Professeure Frugoni, qu'est-ce qui rassemble ces cinq figures féminines “à contre-courant” par rapport à leur temps?
Le fait d'avoir réussi à exprimer leurs talents de manière totalement autonome, c'est-à-dire en dehors du mariage. Pour toutes les cinq protagonistes du livre, la rencontre avec un homme fut tout autre qu'heureuse. Elles ont donc été des femmes seules, courageuses et entreprenantes qui ont défié leur époque pour sortir de l'ombre et prendre la parole à une période historique où l'on ne permettait qu'aux moniales et aux veuves d'exprimer leur personnalité. Mais elles n'ont pas été les seules: l'histoire du moyen-âge comporte d'autres figures féminines fortes et courageuses.
Pourquoi Radegonde de Poitiers vous a-t-elle semblé intéressante?
Parce qu'elle fut une reine extraordinaire, la femme de Clotaire Ier, et après avoir abandonné son mari, elle prit le voile. Son histoire a été racontée par le poète Venanzio Fortunato, mais la véritable personnalité de Radegonde apparaît dans la biographie écrite par une moniale appelée Baudonivie: elle décrit une femme extravertie et sensible, riche d'élans pleins d'émotions et aussi bien préoccupée du sort de son monastère que du royaume, qu'elle s'engagea à défendre à travers une intense activité pacificatrice.
Quelles sont les raisons qui vous conduisent à définir comme “puissantes et seules” Matilde di Canossa et la Papesse Jeanne?

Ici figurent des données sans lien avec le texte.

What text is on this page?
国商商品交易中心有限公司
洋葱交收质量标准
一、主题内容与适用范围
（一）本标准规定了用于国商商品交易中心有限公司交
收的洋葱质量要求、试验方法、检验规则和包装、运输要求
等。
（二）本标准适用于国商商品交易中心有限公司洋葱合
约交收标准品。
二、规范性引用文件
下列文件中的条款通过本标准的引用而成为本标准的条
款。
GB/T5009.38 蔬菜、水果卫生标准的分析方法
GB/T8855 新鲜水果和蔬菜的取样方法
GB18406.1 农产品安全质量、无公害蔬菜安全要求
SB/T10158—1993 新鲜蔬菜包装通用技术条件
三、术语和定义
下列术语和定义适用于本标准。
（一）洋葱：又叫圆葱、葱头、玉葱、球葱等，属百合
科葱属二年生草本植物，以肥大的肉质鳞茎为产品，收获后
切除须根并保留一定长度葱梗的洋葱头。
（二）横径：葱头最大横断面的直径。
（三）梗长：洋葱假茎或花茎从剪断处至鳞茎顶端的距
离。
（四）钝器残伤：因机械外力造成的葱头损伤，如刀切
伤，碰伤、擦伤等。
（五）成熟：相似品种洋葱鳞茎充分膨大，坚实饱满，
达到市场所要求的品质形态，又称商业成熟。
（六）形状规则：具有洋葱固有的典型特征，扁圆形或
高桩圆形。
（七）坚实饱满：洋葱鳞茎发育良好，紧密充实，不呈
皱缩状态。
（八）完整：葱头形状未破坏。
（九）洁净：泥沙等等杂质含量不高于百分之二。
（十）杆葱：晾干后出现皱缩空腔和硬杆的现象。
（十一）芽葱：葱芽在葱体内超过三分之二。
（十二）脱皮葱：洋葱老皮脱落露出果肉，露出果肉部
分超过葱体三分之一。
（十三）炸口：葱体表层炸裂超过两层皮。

La comtesse Matilde, amie du Pape Grégoire VII, fut passionnément dévouée à la cause de l'Eglise à l'époque de la lutte pour les investitures. En 1077, alors qu'elle avait 31 ans, dans le château lui appartenant, elle fut témoin de l'humiliation historique d'Henri IV face au Pape. Marquée par deux mariages malheureux, Matilde exprima elle aussi ses talents dans une solitude totale, agrandissant les possessions de sa famille. La légende de la Papesse Jeanne, très cultivée et intelligente, un personnage qui n'a jamais existé et qui aurait exercé le pontificat habillé en homme, ramène à la question du sacerdoce féminin dont on débat aujourd'hui.
Pour les femmes, le moyen-âge est donc la période la plus sombre?
Je voudrais préciser que c'est une erreur que d'associer l'adjectif “sombre” à cette phase historique qui a duré au moins mille ans et qui fut le théâtre de nombreux événement de sens différent. Mais un fait est sûr: dans les siècles qui précédèrent l'âge moderne, la condition féminine s'est détériorée.
Quelles sont les causes de ce phénomène?
L'une d'entre elles est certainement le célibat des prêtres, introduit par Grégoire VII. Le fait que les hommes d'Eglise ne puissent pas se marier a eu pour effet de considérer les femmes comme des tentatrices, des sources de péché. A commencer par Eve, longtemps considérée comme la cause de la faute originelle et de tous les maux de l'humanité. Il faut ensuite rappeler que la société féodale était fondée sur la possession des terres qui étaient gérées à travers les mariages arrangés, de véritables contrats dans lesquels les femmes étaient de simples pions, parfois des proies. Ce n'est qu'entre la fin du onzième siècle et le début du douzième siècle que l'Eglise changea la nature juridique du mariage, le transformant en un sacrement fondé sur le consentement des époux.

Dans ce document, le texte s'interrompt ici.